Designed for high-end desktops for enthusiasts, the Ryzen Threadripper 2920X uses two Zen+ dies with two cores disabled within each of them. Running its 12 cores with SMT at 3.5-4.3 GHz, the chip offers 32 MB of cache, a quad-channel DDR4-2933 memory subsystem, and 60+4 lanes of PCIe Gen 3. With a TDP of 180 W, the “baby” Threadripper 2 is compatible with any AMD X399-powered platform with a proper BIOS. Meanwhile, since such chips are made to be overclocked, a motherboard with a reliable VRM and a robust cooler are highly recommended since power consumption and TDP tend to skyrocket on overclocked processors.

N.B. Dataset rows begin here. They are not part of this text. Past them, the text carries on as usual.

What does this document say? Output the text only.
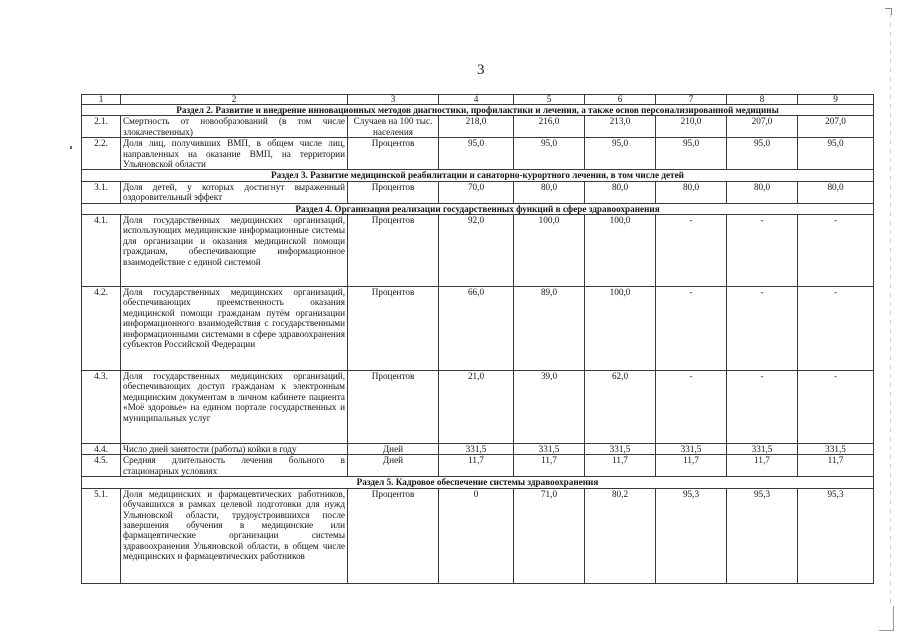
3
1	2	3	4	5	6	7	8	9
Раздел 2. Развитие и внедрение инновационных методов диагностики, профилактики и лечения, а также основ персонализированной медицины								
2.1.	Смертность от новообразований (в том числе злокачественных)	Случаев на 100 тыс. населения	218,0	216,0	213,0	210,0	207,0	207,0
2.2.	Доля лиц, получивших ВМП, в общем числе лиц, направленных на оказание ВМП, на территории Ульяновской области	Процентов	95,0	95,0	95,0	95,0	95,0	95,0
Раздел 3. Развитие медицинской реабилитации и санаторно-курортного лечения, в том числе детей								
3.1.	Доля детей, у которых достигнут выраженный оздоровительный эффект	Процентов	70,0	80,0	80,0	80,0	80,0	80,0
Раздел 4. Организация реализации государственных функций в сфере здравоохранения								
4.1.	Доля государственных медицинских организаций, использующих медицинские информационные системы для организации и оказания медицинской помощи гражданам, обеспечивающие информационное взаимодействие с единой системой	Процентов	92,0	100,0	100,0	-	-	-
4.2.	Доля государственных медицинских организаций, обеспечивающих преемственность оказания медицинской помощи гражданам путём организации информационного взаимодействия с государственными информационными системами в сфере здравоохранения субъектов Российской Федерации	Процентов	66,0	89,0	100,0	-	-	-
4.3.	Доля государственных медицинских организаций, обеспечивающих доступ гражданам к электронным медицинским документам в личном кабинете пациента «Моё здоровье» на едином портале государственных и муниципальных услуг	Процентов	21,0	39,0	62,0	-	-	-
4.4.	Число дней занятости (работы) койки в году	Дней	331,5	331,5	331,5	331,5	331,5	331,5
4.5.	Средняя длительность лечения больного в стационарных условиях	Дней	11,7	11,7	11,7	11,7	11,7	11,7
Раздел 5. Кадровое обеспечение системы здравоохранения								
5.1.	Доля медицинских и фармацевтических работников, обучавшихся в рамках целевой подготовки для нужд Ульяновской области, трудоустроившихся после завершения обучения в медицинские или фармацевтические организации системы здравоохранения Ульяновской области, в общем числе медицинских и фармацевтических работников	Процентов	0	71,0	80,2	95,3	95,3	95,3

AMD's High-Performance Desktop CPUs
  Cores/
Threads
Base/
Turbo
L3 DRAM
1DPC
PCIe TDP SRP Retail
Price
TR 2990WX 32/64 3.0/4.2 64 MB 4x2933 60 250 W $1799 $1799
TR 2970WX 24/48 3.0/4.2 $1299 -
TR 2950X 16/32 3.5/4.4 32 MB 180 W $899 $899
TR 1950X 3.4/4.0 4x2667 $799 $720
TR 2920X 12/24 3.5/4.3 4x2933 $649 -
TR 1920X 3.5/4.0 4x2667 $399 $449
TR 1900X 8/16 3.8/4.0 16 MB $299 $308
Ryzen 7 2700X 8/16 3.7/4.3 16 MB 2x2933 16 105 W $329 $319
Ryzen 7 1800X 8/16 3.6/4.0 16 MB 2x2667 95 W ? $244

AMD is also noting today that these parts will feature a 'Dynamic Local Mode', designed to arrange the NUMA such that cores with direct access to memory have priority, although we will have to look deeper into this feature.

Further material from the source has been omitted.